Me parece impaciente que López Obrador se mantenga tan a la distancia de lo que hacen la propia Polevnsky, Mario Delgado, Bertha Luján y Alejandro Rojas Díaz de León, en principio, por ser quienes aspiran a la dirigencia nacional, pero también Ricardo Monreal y otros que encubren bien la fachada de sus rostros, pero que deben estar detrás de cada reventón de asamblea.

Desde un inicio, el prietito en el arroz del incipiente proceso, para llegar al método que fuere (que hasta el de por encuesta les propuso su Jefe) y elegir dirigente nacional, fue el padrón de militantes. Varias voces podrían tener razón; a Morena todavía no se le despinta muy bien el amarillo perredista.

Quien propuso, de entrada, que el proceso se frenara fue Polevnsky. Claro, exhibirse más con balazos, sillazos, patadas, destrucción de inmobiliario, era patético.

Después vino la queja de Delgado porque, dijo, lo querían sacar, a la mala, de la competencia.

Sospechosamente, quienes guardan un poquito de serenidad y silencio son Rojas Díaz de León y Monreal, el primero a pesar de que en meses pasados armó toda una gira por el país con argumentos contra la “dirigencia” de Yeidckol. Pero también el otro Alejandro, Armenta, también cercano a Monreal y que le disputó la candidatura de Morena en Puebla a Miguel Barbosa.

Pues entre el lodazal parece que Polevnsky se salió con la suya. El Trife ya cantó que el proceso está detenido.

Luego de conocerse la decisión del tribunal electoral, quien respingó en el mismísimo lugar de la noticia fue Luján, quien junto con varios seguidores la agarró contra los magistrados, a quienes acusaron de recibir “ganancias” por sus sentencias.

En un arranque de enojo inusual, la presidenta del Consejo Nacional de Morena advirtió a los siete magistrados del Trife: “La Historia los va a juzgar y vamos a empezar por investigar su situación patrimonial”.

Desaguisado y fatal el comentario, pues sólo deja al descubierto el arma favorita del actual Gobierno Federal, escarbar en la “situación patrimonial” de quien no es santo de la devoción de la Cuarta.

Por si fuera poco llama “traidores a la Patria y a la Cuarta Transformación” a quienes empujaron la intervención del tribunal electoral en los asuntos del partido.

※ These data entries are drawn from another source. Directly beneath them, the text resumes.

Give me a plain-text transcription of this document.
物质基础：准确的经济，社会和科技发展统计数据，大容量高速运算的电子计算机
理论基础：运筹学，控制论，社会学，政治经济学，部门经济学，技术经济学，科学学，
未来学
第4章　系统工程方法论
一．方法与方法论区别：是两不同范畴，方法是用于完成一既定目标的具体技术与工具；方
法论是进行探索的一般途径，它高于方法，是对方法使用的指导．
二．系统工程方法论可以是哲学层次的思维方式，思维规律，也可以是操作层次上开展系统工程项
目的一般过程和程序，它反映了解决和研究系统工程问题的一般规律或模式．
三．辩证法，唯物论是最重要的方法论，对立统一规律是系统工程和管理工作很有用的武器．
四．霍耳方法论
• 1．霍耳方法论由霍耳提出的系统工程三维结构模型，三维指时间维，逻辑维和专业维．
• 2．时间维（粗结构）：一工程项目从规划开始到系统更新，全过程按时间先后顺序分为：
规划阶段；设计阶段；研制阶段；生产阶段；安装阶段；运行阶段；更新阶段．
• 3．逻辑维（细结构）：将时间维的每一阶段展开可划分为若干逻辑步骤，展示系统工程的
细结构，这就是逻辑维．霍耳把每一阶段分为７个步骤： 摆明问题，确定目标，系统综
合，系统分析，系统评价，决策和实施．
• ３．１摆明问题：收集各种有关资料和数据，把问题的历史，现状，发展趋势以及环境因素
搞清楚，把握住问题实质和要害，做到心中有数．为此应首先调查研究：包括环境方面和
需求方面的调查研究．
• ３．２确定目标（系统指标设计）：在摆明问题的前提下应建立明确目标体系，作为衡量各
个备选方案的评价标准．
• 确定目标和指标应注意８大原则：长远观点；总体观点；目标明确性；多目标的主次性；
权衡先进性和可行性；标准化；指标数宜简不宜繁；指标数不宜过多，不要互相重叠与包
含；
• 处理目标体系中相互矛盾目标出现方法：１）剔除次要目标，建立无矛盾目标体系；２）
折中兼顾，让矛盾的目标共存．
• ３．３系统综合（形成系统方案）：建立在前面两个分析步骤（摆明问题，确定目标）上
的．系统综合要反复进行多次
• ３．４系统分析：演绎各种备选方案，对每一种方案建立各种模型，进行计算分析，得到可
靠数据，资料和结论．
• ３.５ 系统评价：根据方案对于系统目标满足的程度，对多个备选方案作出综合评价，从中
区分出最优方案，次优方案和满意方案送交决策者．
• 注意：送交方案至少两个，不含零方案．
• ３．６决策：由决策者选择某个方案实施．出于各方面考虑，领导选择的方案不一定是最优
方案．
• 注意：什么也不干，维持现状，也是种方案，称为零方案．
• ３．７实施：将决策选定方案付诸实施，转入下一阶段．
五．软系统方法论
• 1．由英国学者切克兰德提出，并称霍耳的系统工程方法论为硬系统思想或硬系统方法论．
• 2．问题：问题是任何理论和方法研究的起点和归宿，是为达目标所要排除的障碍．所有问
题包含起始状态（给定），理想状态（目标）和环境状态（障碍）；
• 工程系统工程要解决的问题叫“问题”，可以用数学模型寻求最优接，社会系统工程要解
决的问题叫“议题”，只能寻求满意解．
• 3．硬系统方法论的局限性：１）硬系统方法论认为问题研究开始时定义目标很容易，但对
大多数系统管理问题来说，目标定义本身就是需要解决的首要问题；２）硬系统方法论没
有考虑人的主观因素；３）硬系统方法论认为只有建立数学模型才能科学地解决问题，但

Aunque en la violencia exhibida en las asambleas locales, durante tres semanas seguidas, no se ve la mano de ninguno de los aspirantes a dirigir el partido; vaya, ni siquiera de otros “prominentes” morenistas, la saga viene de pronósticos reservados.

¿Qué va a pasar ahora? ¿A quién invitará el Presidente ahora a un desayuno, chilaquiles y queques de por medio?

Claro, lo más aconsejable es que se ciñan a la resolución del Trife y a los consejos de su Jefe. Pero ¿quién va a cuidar que, cuando se reinicien las asambleas, las sillas y las armas estén a buena distancia de los reventadores?

Pasaron tres semanas, y sigue la Cuarta.